US cautions Bahrain against crackdowns


Associated Press

TUNIS, Tunisia

The Obama administration on Wednesday sharply warned Bahrain against violent crackdowns on anti-government demonstrators as unrest worsened around the Middle East.

The warning came as U.S. Secretary of State Hillary Rodham Clinton urged Egyptians to hold true to the ideals of their revolution while she toured Cairo’s Tahrir Square, the symbolic heart of the peaceful uprising that toppled Egypt’s longtime autocratic leader last month.

Carrying a message similar to the one she delivered in Egypt earlier in the day, Clinton arrived late Wednesday in Tunisia, where protesters demanding democratic freedoms inspired reformers around the Arab world. They succeeded in ousting their authoritarian ruler in January.

Clinton was to have meetings with Tunisia’s transitional leaders today, encourage civic leaders to press ahead with calls for change and pledge U.S. support for greater political, economic and social openness.

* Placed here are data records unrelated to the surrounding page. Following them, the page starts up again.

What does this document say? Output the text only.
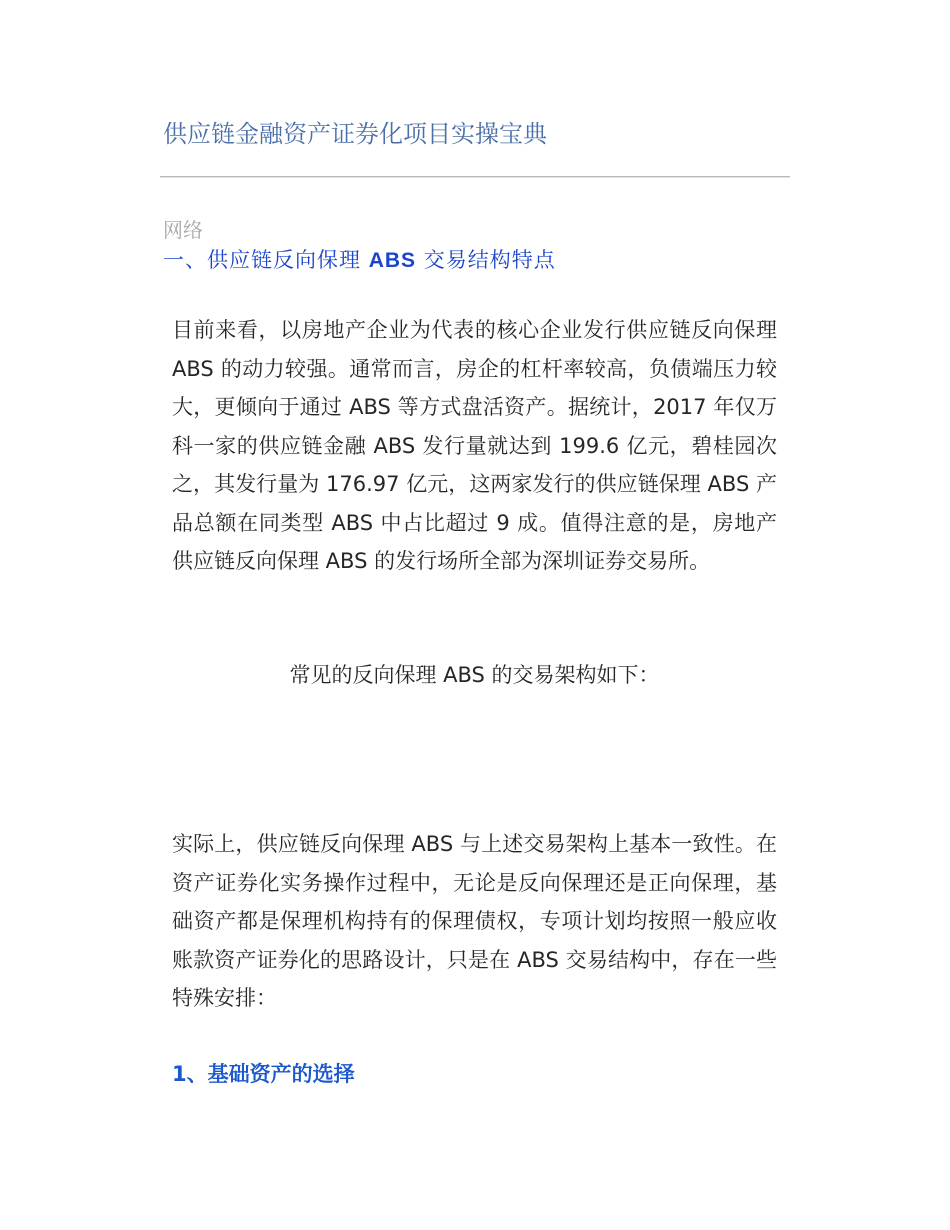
供应链金融资产证券化项目实操宝典
网络
一、供应链反向保理 ABS 交易结构特点
目前来看，以房地产企业为代表的核心企业发行供应链反向保理 ABS 的动力较强。通常而言，房企的杠杆率较高，负债端压力较大，更倾向于通过 ABS 等方式盘活资产。据统计，2017 年仅万科一家的供应链金融 ABS 发行量就达到 199.6 亿元，碧桂园次之，其发行量为 176.97 亿元，这两家发行的供应链保理 ABS 产品总额在同类型 ABS 中占比超过 9 成。值得注意的是，房地产供应链反向保理 ABS 的发行场所全部为深圳证券交易所。
常见的反向保理 ABS 的交易架构如下：
实际上，供应链反向保理 ABS 与上述交易架构上基本一致性。在资产证券化实务操作过程中，无论是反向保理还是正向保理，基础资产都是保理机构持有的保理债权，专项计划均按照一般应收账款资产证券化的思路设计，只是在 ABS 交易结构中，存在一些特殊安排：
1、基础资产的选择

Clinton’s democracy cheerleading tour to Egypt and Tunisia came as the situation in Bahrain deteriorated with soldiers and riot police expelling hundreds of protesters from a square in Bahrain’s capital, using tear gas and armored vehicles. At least five people were killed Wednesday as clashes flared across the kingdom, according to witnesses and officials.

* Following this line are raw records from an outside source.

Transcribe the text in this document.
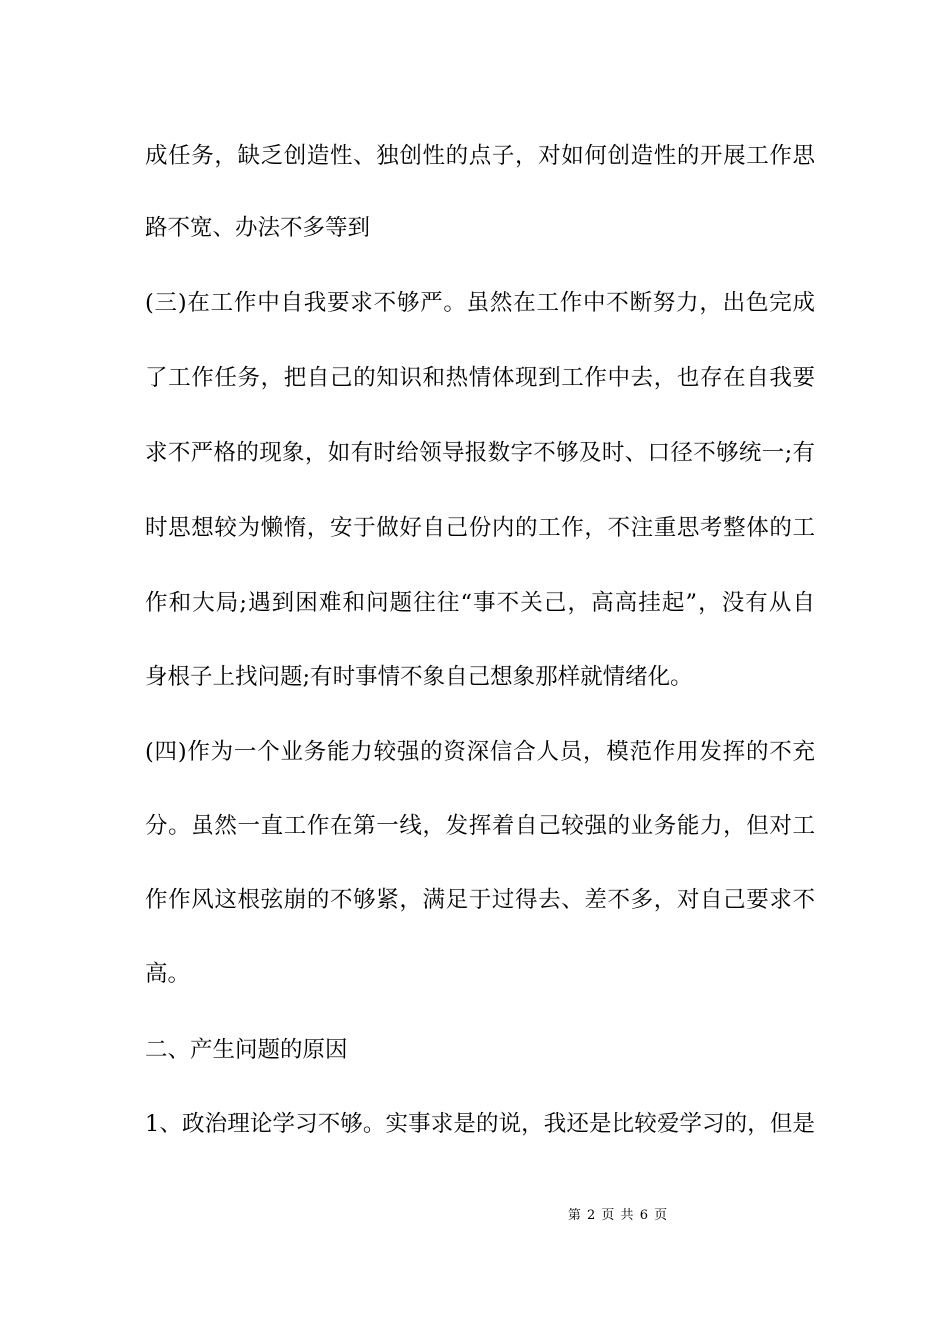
成任务，缺乏创造性、独创性的点子，对如何创造性的开展工作思
路不宽、办法不多等到
(三)在工作中自我要求不够严。虽然在工作中不断努力，出色完成
了工作任务，把自己的知识和热情体现到工作中去，也存在自我要
求不严格的现象，如有时给领导报数字不够及时、口径不够统一;有
时思想较为懒惰，安于做好自己份内的工作，不注重思考整体的工
作和大局;遇到困难和问题往往“事不关己，高高挂起”，没有从自
身根子上找问题;有时事情不象自己想象那样就情绪化。
(四)作为一个业务能力较强的资深信合人员，模范作用发挥的不充
分。虽然一直工作在第一线，发挥着自己较强的业务能力，但对工
作作风这根弦崩的不够紧，满足于过得去、差不多，对自己要求不
高。
二、产生问题的原因
1、政治理论学习不够。实事求是的说，我还是比较爱学习的，但是
第 2 页 共 6 页
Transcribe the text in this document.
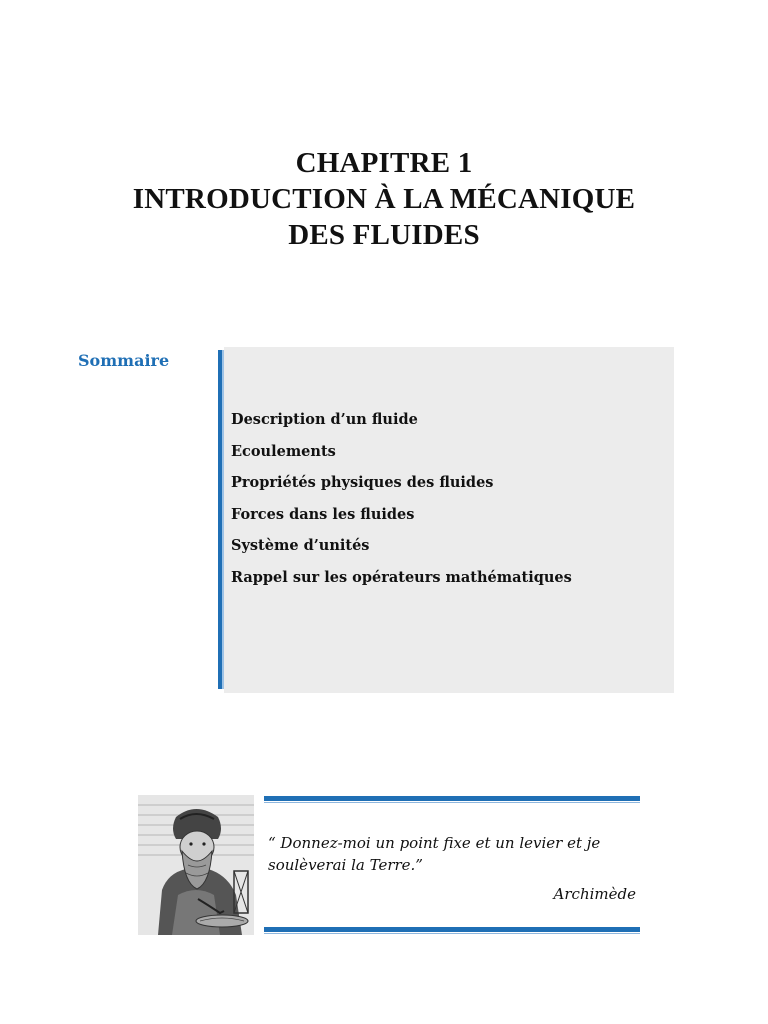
CHAPITRE 1
INTRODUCTION À LA MÉCANIQUE
DES FLUIDES
Sommaire
Description d’un fluide
Ecoulements
Propriétés physiques des fluides
Forces dans les fluides
Système d’unités
Rappel sur les opérateurs mathématiques
“ Donnez-moi un point fixe et un levier et je soulèverai la Terre.”
Archimède
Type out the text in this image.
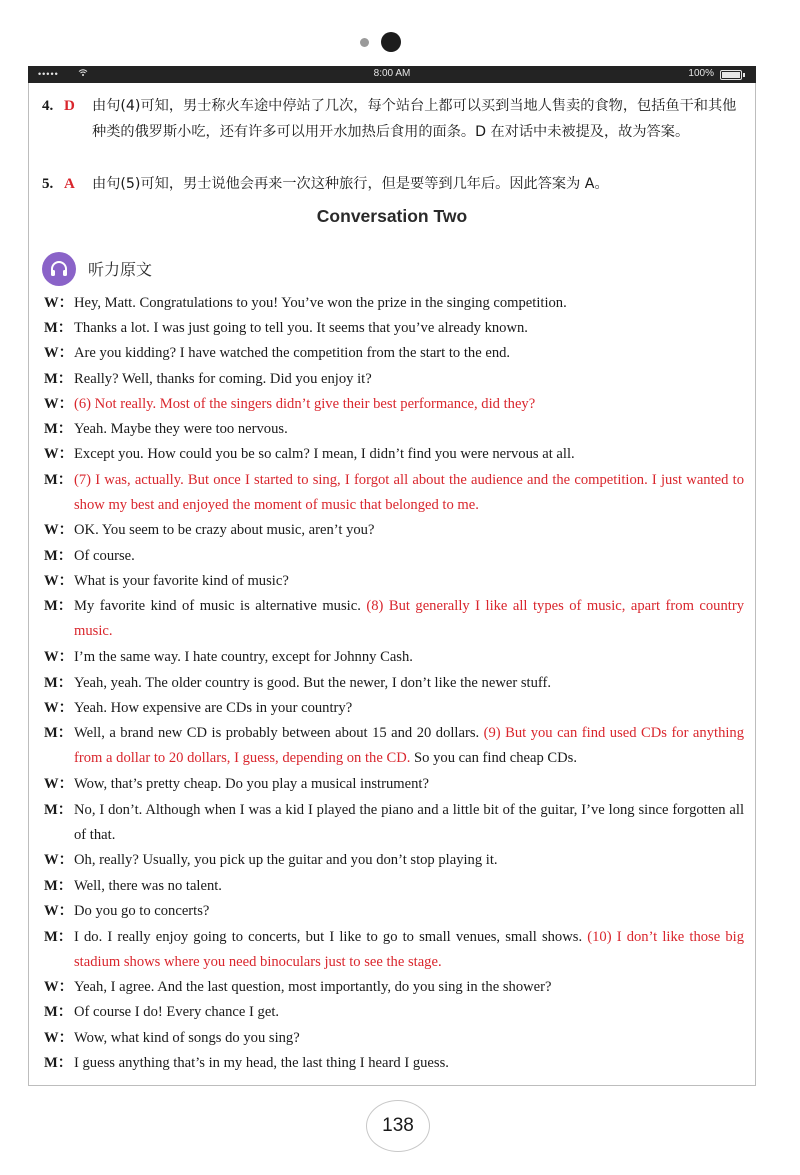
•••••	8:00 AM	100%
4. D 由句(4)可知，男士称火车途中停站了几次，每个站台上都可以买到当地人售卖的食物，包括鱼干和其他种类的俄罗斯小吃，还有许多可以用开水加热后食用的面条。D 在对话中未被提及，故为答案。
5. A 由句(5)可知，男士说他会再来一次这种旅行，但是要等到几年后。因此答案为 A。
Conversation Two
听力原文
W： Hey, Matt. Congratulations to you! You’ve won the prize in the singing competition.
M： Thanks a lot. I was just going to tell you. It seems that you’ve already known.
W： Are you kidding? I have watched the competition from the start to the end.
M： Really? Well, thanks for coming. Did you enjoy it?
W： (6) Not really. Most of the singers didn’t give their best performance, did they?
M： Yeah. Maybe they were too nervous.
W： Except you. How could you be so calm? I mean, I didn’t find you were nervous at all.
M： (7) I was, actually. But once I started to sing, I forgot all about the audience and the competition. I just wanted to show my best and enjoyed the moment of music that belonged to me.
W： OK. You seem to be crazy about music, aren’t you?
M： Of course.
W： What is your favorite kind of music?
M： My favorite kind of music is alternative music. (8) But generally I like all types of music, apart from country music.
W： I’m the same way. I hate country, except for Johnny Cash.
M： Yeah, yeah. The older country is good. But the newer, I don’t like the newer stuff.
W： Yeah. How expensive are CDs in your country?
M： Well, a brand new CD is probably between about 15 and 20 dollars. (9) But you can find used CDs for anything from a dollar to 20 dollars, I guess, depending on the CD. So you can find cheap CDs.
W： Wow, that’s pretty cheap. Do you play a musical instrument?
M： No, I don’t. Although when I was a kid I played the piano and a little bit of the guitar, I’ve long since forgotten all of that.
W： Oh, really? Usually, you pick up the guitar and you don’t stop playing it.
M： Well, there was no talent.
W： Do you go to concerts?
M： I do. I really enjoy going to concerts, but I like to go to small venues, small shows. (10) I don’t like those big stadium shows where you need binoculars just to see the stage.
W： Yeah, I agree. And the last question, most importantly, do you sing in the shower?
M： Of course I do! Every chance I get.
W： Wow, what kind of songs do you sing?
M： I guess anything that’s in my head, the last thing I heard I guess.
138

Bahrain, a strategic ally of the United States because it hosts the Navy’s 5th Fleet, has sought and received hundreds of reinforcements for its security forces from neighbors such as Saudi Arabia, raising fears of an escalation in violence and descent into the near-civil war that is embroiling Libya. Forces loyal to Libyan leader Moammar Gadhafi have pressed ahead with assaults on opposition-held towns.

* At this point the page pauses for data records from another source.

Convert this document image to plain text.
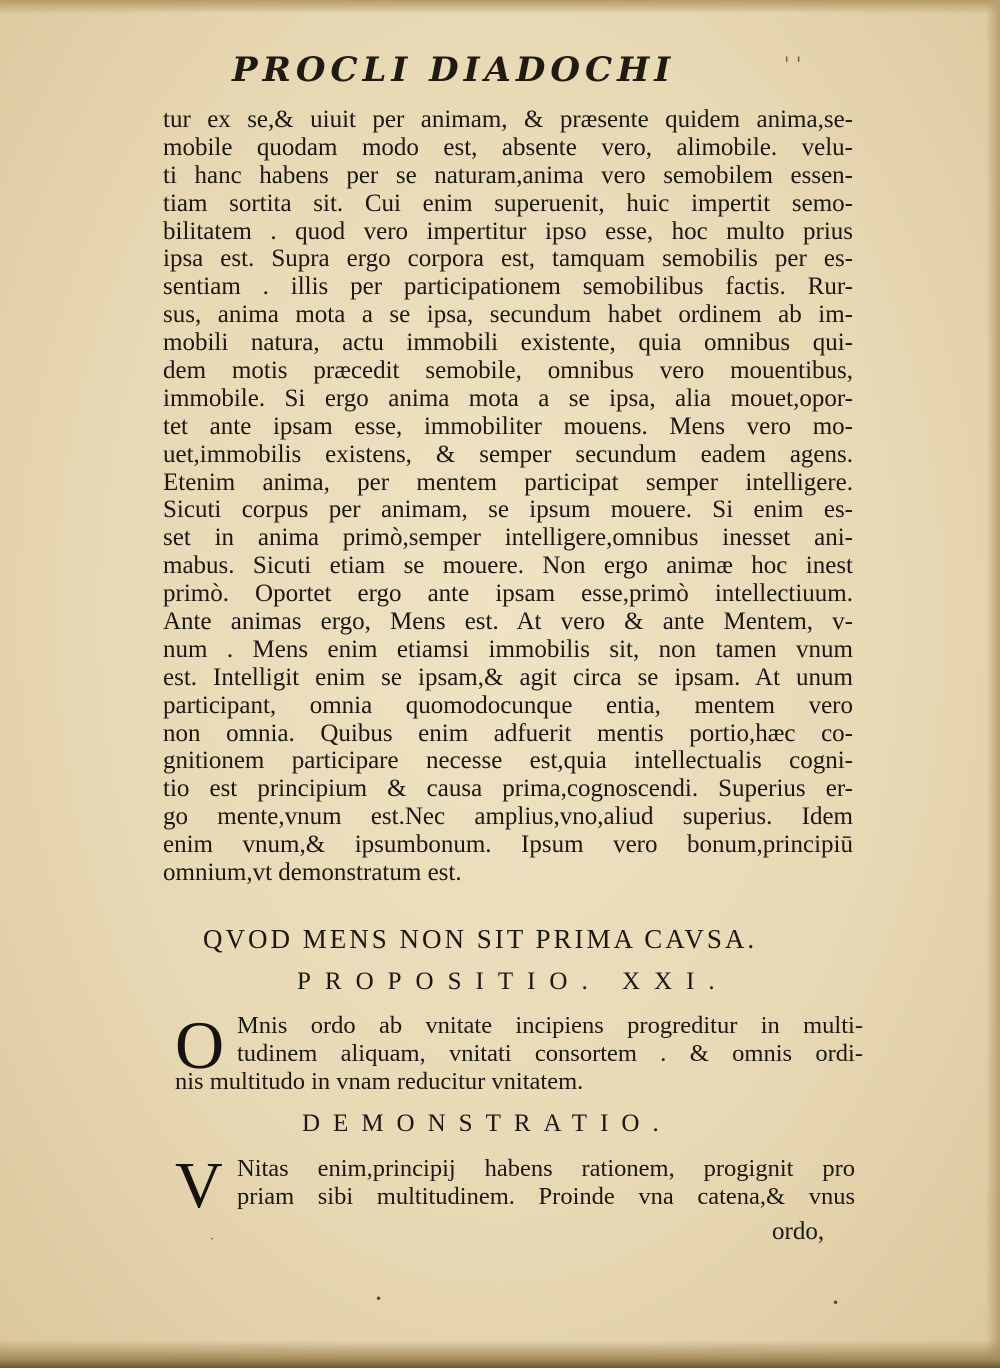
PROCLI DIADOCHI	' '
tur ex se,& uiuit per animam, & præsente quidem anima,se-
mobile quodam modo est, absente vero, alimobile. velu-
ti hanc habens per se naturam,anima vero semobilem essen-
tiam sortita sit. Cui enim superuenit, huic impertit semo-
bilitatem . quod vero impertitur ipso esse, hoc multo prius
ipsa est. Supra ergo corpora est, tamquam semobilis per es-
sentiam . illis per participationem semobilibus factis. Rur-
sus, anima mota a se ipsa, secundum habet ordinem ab im-
mobili natura, actu immobili existente, quia omnibus qui-
dem motis præcedit semobile, omnibus vero mouentibus,
immobile. Si ergo anima mota a se ipsa, alia mouet,opor-
tet ante ipsam esse, immobiliter mouens. Mens vero mo-
uet,immobilis existens, & semper secundum eadem agens.
Etenim anima, per mentem participat semper intelligere.
Sicuti corpus per animam, se ipsum mouere. Si enim es-
set in anima primò,semper intelligere,omnibus inesset ani-
mabus. Sicuti etiam se mouere. Non ergo animæ hoc inest
primò. Oportet ergo ante ipsam esse,primò intellectiuum.
Ante animas ergo, Mens est. At vero & ante Mentem, v-
num . Mens enim etiamsi immobilis sit, non tamen vnum
est. Intelligit enim se ipsam,& agit circa se ipsam. At unum
participant, omnia quomodocunque entia, mentem vero
non omnia. Quibus enim adfuerit mentis portio,hæc co-
gnitionem participare necesse est,quia intellectualis cogni-
tio est principium & causa prima,cognoscendi. Superius er-
go mente,vnum est.Nec amplius,vno,aliud superius. Idem
enim vnum,& ipsumbonum. Ipsum vero bonum,principiū
omnium,vt demonstratum est.
QVOD MENS NON SIT PRIMA CAVSA.
PROPOSITIO. XXI.
O Mnis ordo ab vnitate incipiens progreditur in multi-
tudinem aliquam, vnitati consortem . & omnis ordi-
nis multitudo in vnam reducitur vnitatem.
DEMONSTRATIO.
V Nitas enim,principij habens rationem, progignit pro
priam sibi multitudinem. Proinde vna catena,& vnus
ordo,
•	•
·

In Washington, President Barack Obama called both King Hamad bin Isa Al Khalifa of Bahrain and King Abdullah of Saudi Arabia to express deep concern over the violence in Bahrain. He “stressed the need for maximum restraint,” White House spokesman Jay Carney told reporters. Obama “also stressed the importance of a political process as the only way to peacefully address the legitimate grievances of Bahrainis and to lead to a Bahrain that is stable, just, more unified and responsive to its people.”

Clinton called the situation “alarming” and said Bahrain and neighbors were on “the wrong track” by trying to quell unrest with troops instead of reform. Bahrain’s majority Shia population has been chafing for years under the absolute rule of a Sunni monarchy and, emboldened by revolts in Tunisia and Egypt, has begun to more forcefully call for changes.

In Egypt, Clinton heaped praise on the anti- government demonstrators whose peaceful protests in Tahrir Square ousted President Hosni Mubarak on Feb. 11. And she said she hoped people everywhere would look back on the revolt and regard it as “one of the most important historic turning points” in the Middle East.